La Navidad no solo trae consigo reencuentros y celebraciones, sino también un incremento notable en el consumo de alcohol y alimentos ricos en grasas, azúcares y sal. Entre las vacaciones y la reducción de la actividad física, nuestro sistema digestivo suele ser el primero en dar la voz de alarma. Por ello, el Consejo General de Colegios Farmacéuticos, a través de su Vocalía Nacional de Alimentación, ha lanzado una serie de recomendaciones para que las fiestas no nos pasen factura.
La clave está en la planificación y el equilibrio
Para evitar que aparezcan las temidas náuseas, la gastritis o el reflujo, la receta de los expertos es clara: planificar los menús y servir raciones pequeñas. No se trata de renunciar a todo, sino de compensar. En los días no festivos, es vital retomar la normalidad con frutas frescas, verduras, legumbres y proteínas saludables como las de los huevos, pescados o carnes blancas.
Desde la farmacia también se proponen trucos culinarios sencillos pero efectivos para aligerar los platos:
- Sustituir carnes en salsa por pescados al horno con limón y hierbas.
- Utilizar técnicas como el vapor, el asado o la plancha, evitando el tostado excesivo de los alimentos.
- Cambiar las guarniciones fritas por ensaladas y usar especias para dar sabor en lugar de abusar de la sal o las grasas.
- Preparar versiones saludables de salsas, como una mayonesa ligera con huevo cocido, agua y apenas un poco de aceite.
Un consejo fundamental es no saltarse las comidas habituales con la idea de "ahorrar espacio" para la cena.
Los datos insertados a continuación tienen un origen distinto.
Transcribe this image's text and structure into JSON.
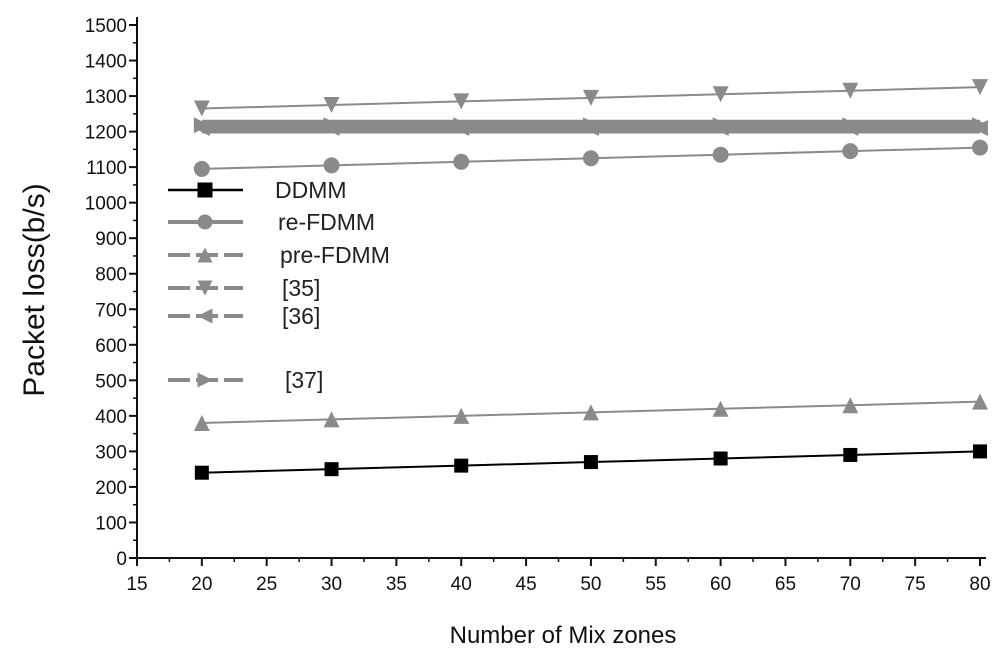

De hecho, tomar una fruta o un lácteo saciante antes de un gran evento puede evitar que comamos con ansiedad.
Botiquín de urgencia: ¿qué tomar ante una digestión pesada?
Si a pesar de los cuidados aparecen molestias, el farmacéutico comunitario puede recomendar medicamentos que no requieren prescripción médica para aliviar síntomas específicos:
- Gases y pesadez: Se pueden emplear siliconas (como la simeticona o dimeticona) para facilitar la eliminación de burbujas de gas, o carbón activado, que absorbe los gases a nivel intestinal.
- Reflujo y ardor: Existen varias opciones según la intensidad, desde alginatos que forman una barrera protectora, hasta antiácidos como el almagato o inhibidores como el omeprazol.
- Estreñimiento: Los laxantes deben ser siempre el último recurso, aplicándose solo cuando las medidas de dieta y ejercicio no han funcionado.
- Dolor cólico: Para espasmos puntuales, se puede valorar el uso de butilescopolamina durante periodos breves.
Es crucial recordar que estos fármacos deben usarse con prudencia. Por ejemplo, el uso prolongado de omeprazol (más de un año) puede reducir los niveles de vitamina B12, magnesio y calcio, lo que incrementa el riesgo de anemia, debilidad muscular y osteoporosis.
Cuidado con los falsos mitos navideños
La cercanía del farmacéutico es ideal para desmentir creencias erróneas que pueden dañar nuestra salud. Uno de los mitos más extendidos es que "el frío quema las calorías ingeridas", algo que apenas ocurre si vamos bien abrigados. Asimismo, se suele pensar que "compensamos la comilona no comiendo el resto del día"; sin embargo, llegar en ayunas provoca una hipoglucemia que nos empuja a elegir alimentos más grasos y dulces. Finalmente, no debemos olvidar que, aunque una receta sea tradicional, no siempre es saludable si sus ingredientes son excesivos en sal o azúcares.
En definitiva, disfrutar de la Navidad es compatible con cuidarse. Mantener el equilibrio en el plato y seguir el consejo profesional en la farmacia son los mejores ingredientes para despedir el año con bienestar.